Pour mener à bien leur travail minutieux, les enquêteurs de l’AMA ont multiplié les rencontres, et ont ainsi profité du Championnat d’Europe en salle de Prague début mars 2015 pour questionner deux athlètes russes, Yekatrina Poistogova et Anastasia Bazdyreva que la commission recommande maintenant de suspendre à vie.

 

Yekaterina Poistogova

Yekaterina Poistogova, une suspension à vie requise par l’AMA

6 à 7 médailles. C’est le décompte que Jenny Meadows estime avoir perdu à cause des tricheuses russes. Début mars 2015, le championnat d’Europe en salle de Prague se profile. C’est le premier rendez-vous international après les révélations du documentaire de la télévision allemande, qui a levé le voile sur certaines pratiques de la Russie. Jenny Meadows y a trouvé tous les arguments pour s’insurger et vitupérer ces athlètes artificiellement améliorées qui l’ont spoliée durant toute sa carrière.
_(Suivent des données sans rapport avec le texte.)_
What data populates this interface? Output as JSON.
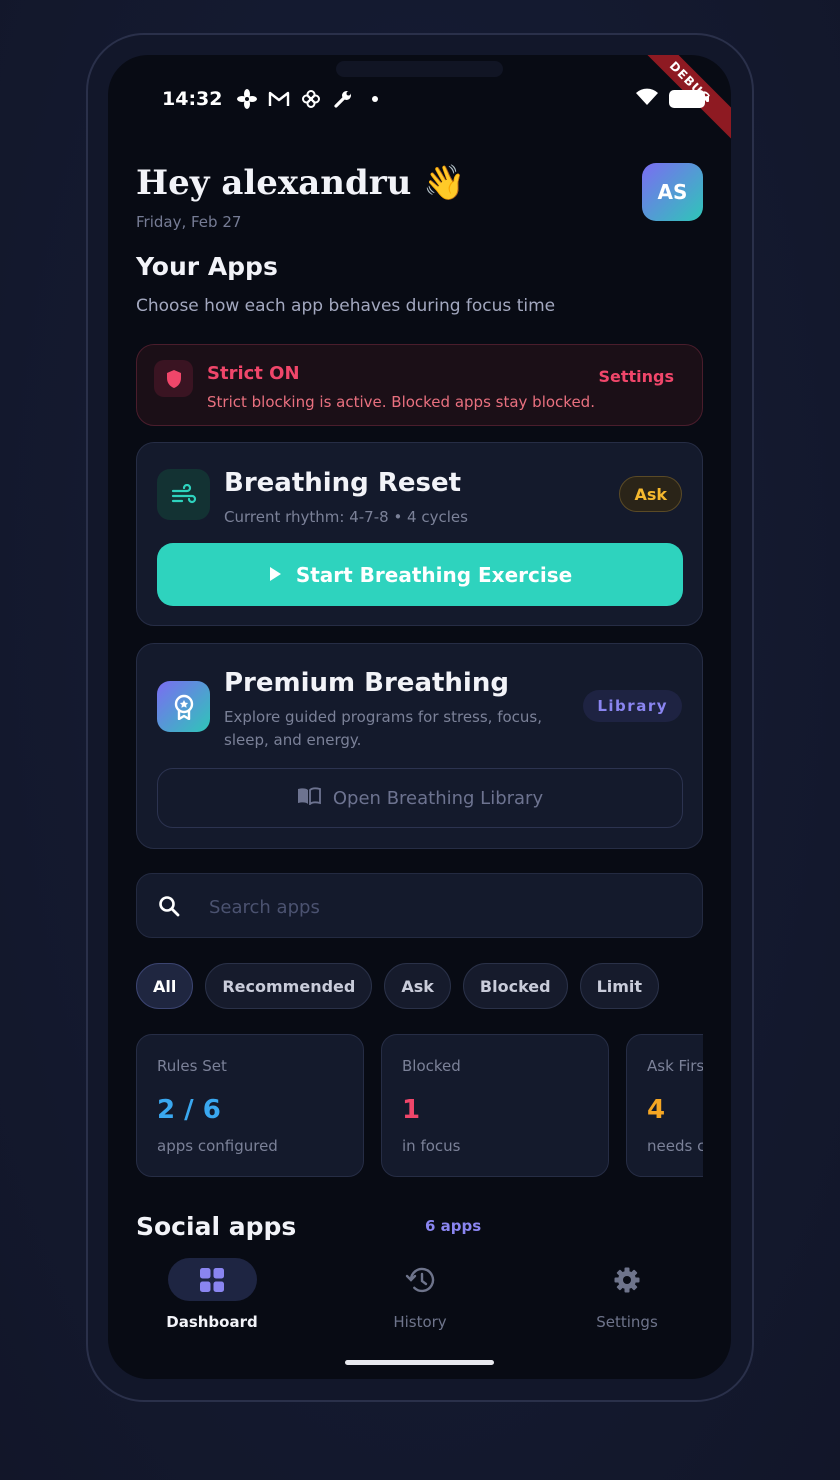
{
  "status_bar": {
    "time": "14:32",
    "icons": [
      "fan-icon",
      "gmail-icon",
      "pinwheel-icon",
      "wrench-icon",
      "dot-icon"
    ],
    "right_icons": [
      "wifi-icon",
      "battery-icon"
    ],
    "debug_label": "DEBUG"
  },
  "header": {
    "greeting": "Hey alexandru 👋",
    "date": "Friday, Feb 27",
    "avatar_initials": "AS"
  },
  "apps_section": {
    "title": "Your Apps",
    "subtitle": "Choose how each app behaves during focus time"
  },
  "strict_banner": {
    "title": "Strict ON",
    "description": "Strict blocking is active. Blocked apps stay blocked.",
    "action_label": "Settings"
  },
  "breathing_card": {
    "title": "Breathing Reset",
    "subtitle": "Current rhythm: 4-7-8 • 4 cycles",
    "badge": "Ask",
    "button_label": "Start Breathing Exercise"
  },
  "premium_card": {
    "title": "Premium Breathing",
    "subtitle": "Explore guided programs for stress, focus, sleep, and energy.",
    "badge": "Library",
    "button_label": "Open Breathing Library"
  },
  "search": {
    "placeholder": "Search apps",
    "value": ""
  },
  "filters": [
    {
      "label": "All",
      "active": true
    },
    {
      "label": "Recommended",
      "active": false
    },
    {
      "label": "Ask",
      "active": false
    },
    {
      "label": "Blocked",
      "active": false
    },
    {
      "label": "Limit",
      "active": false
    }
  ],
  "stats": [
    {
      "label": "Rules Set",
      "value": "2 / 6",
      "caption": "apps configured",
      "color": "#3aa8f0"
    },
    {
      "label": "Blocked",
      "value": "1",
      "caption": "in focus",
      "color": "#f0466a"
    },
    {
      "label": "Ask First",
      "value": "4",
      "caption": "needs check",
      "color": "#f5a623"
    }
  ],
  "social": {
    "title": "Social apps",
    "count": "6 apps"
  },
  "bottom_nav": [
    {
      "label": "Dashboard",
      "icon": "grid-icon",
      "active": true
    },
    {
      "label": "History",
      "icon": "history-icon",
      "active": false
    },
    {
      "label": "Settings",
      "icon": "gear-icon",
      "active": false
    }
  ],
  "colors": {
    "accent_teal": "#2ed3be",
    "accent_purple": "#8a85f0",
    "danger": "#f0466a",
    "warning": "#f5b82e"
  }
}
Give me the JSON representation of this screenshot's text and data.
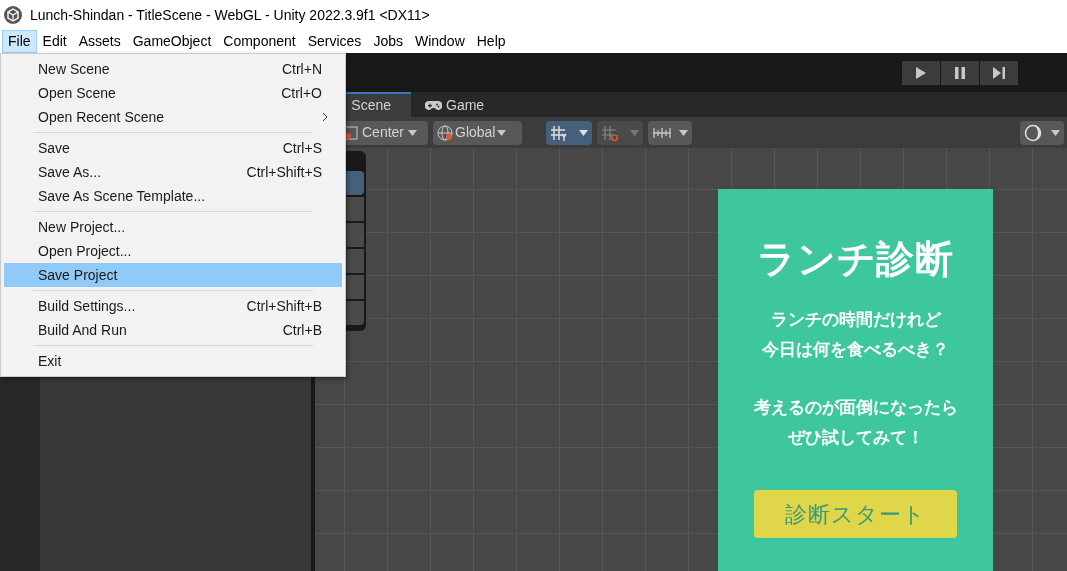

Prague s’offre comme une revanche très attendue, car Jenny Meadows est alors convaincue que dans ce championnat, la Russie n’arrivera qu’avec des athlètes « propres ». Elle n’est pas la seule à croire que les accusations portées contre ce pays l’auront incité à arrêter toute dérive dopante. Patricia Djaté, qui a été championne d’Europe en salle en 1996, suit la même analyse, et a ainsi incité sa brillante successeuse, Renelle Lamotte, à profiter de cette nouvelle situation.

Anastasia Bazdyreva, en cause dans le documentaire allemand, et en lice à Prague

Mais cette idée d’une Russie stoppant ses pratiques indignes n’est qu’un leurre. Très vite à Prague, les premiers résultats confirment que les athlètes russes demeurent sur les mêmes niveaux, et enchaînent les performances. Le tableau des médailles se voit encore une fois dominé par la Russie, 1ère avec ses 6 médailles d’or, devant la France et la Grande Bretagne.

Le 800 mètres en particulier confirme que les Russes n’ont cure des informations véhiculées par le documentaire allemand. On y retrouve Anastasia Bazdyreva, qui est pourtant mise en cause dans ce documentaire…. Mais la jeune athlète russe se voit disqualifiée en demi-finale, pour avoir entravé Jenny Meadows dans les derniers mètres. La Britannique décroche sa place en finale, mais elle doit déclarer forfait, vaincue par la grippe. La revanche tant attendue n’aura pas lieu…Yekaterina Poistogova, elle, brille à nouveau, avec la médaille d’argent. Elle avait décroché le bronze aux Jeux Olympiques de Londres, à 21 ans seulement.

Les enquêteurs de l’AMA présents à Prague

Le rapport de l’AMA éclaire d’un jour nouveau ce Championnat d’Europe de Prague. Il révèle qu’il a justement été utilisé par la commission d’enquête pour entrer en relation avec Yekaterina Poistogova et Anastasia Bazdyreva pour les inviter à témoigner sur les pratiques en cours.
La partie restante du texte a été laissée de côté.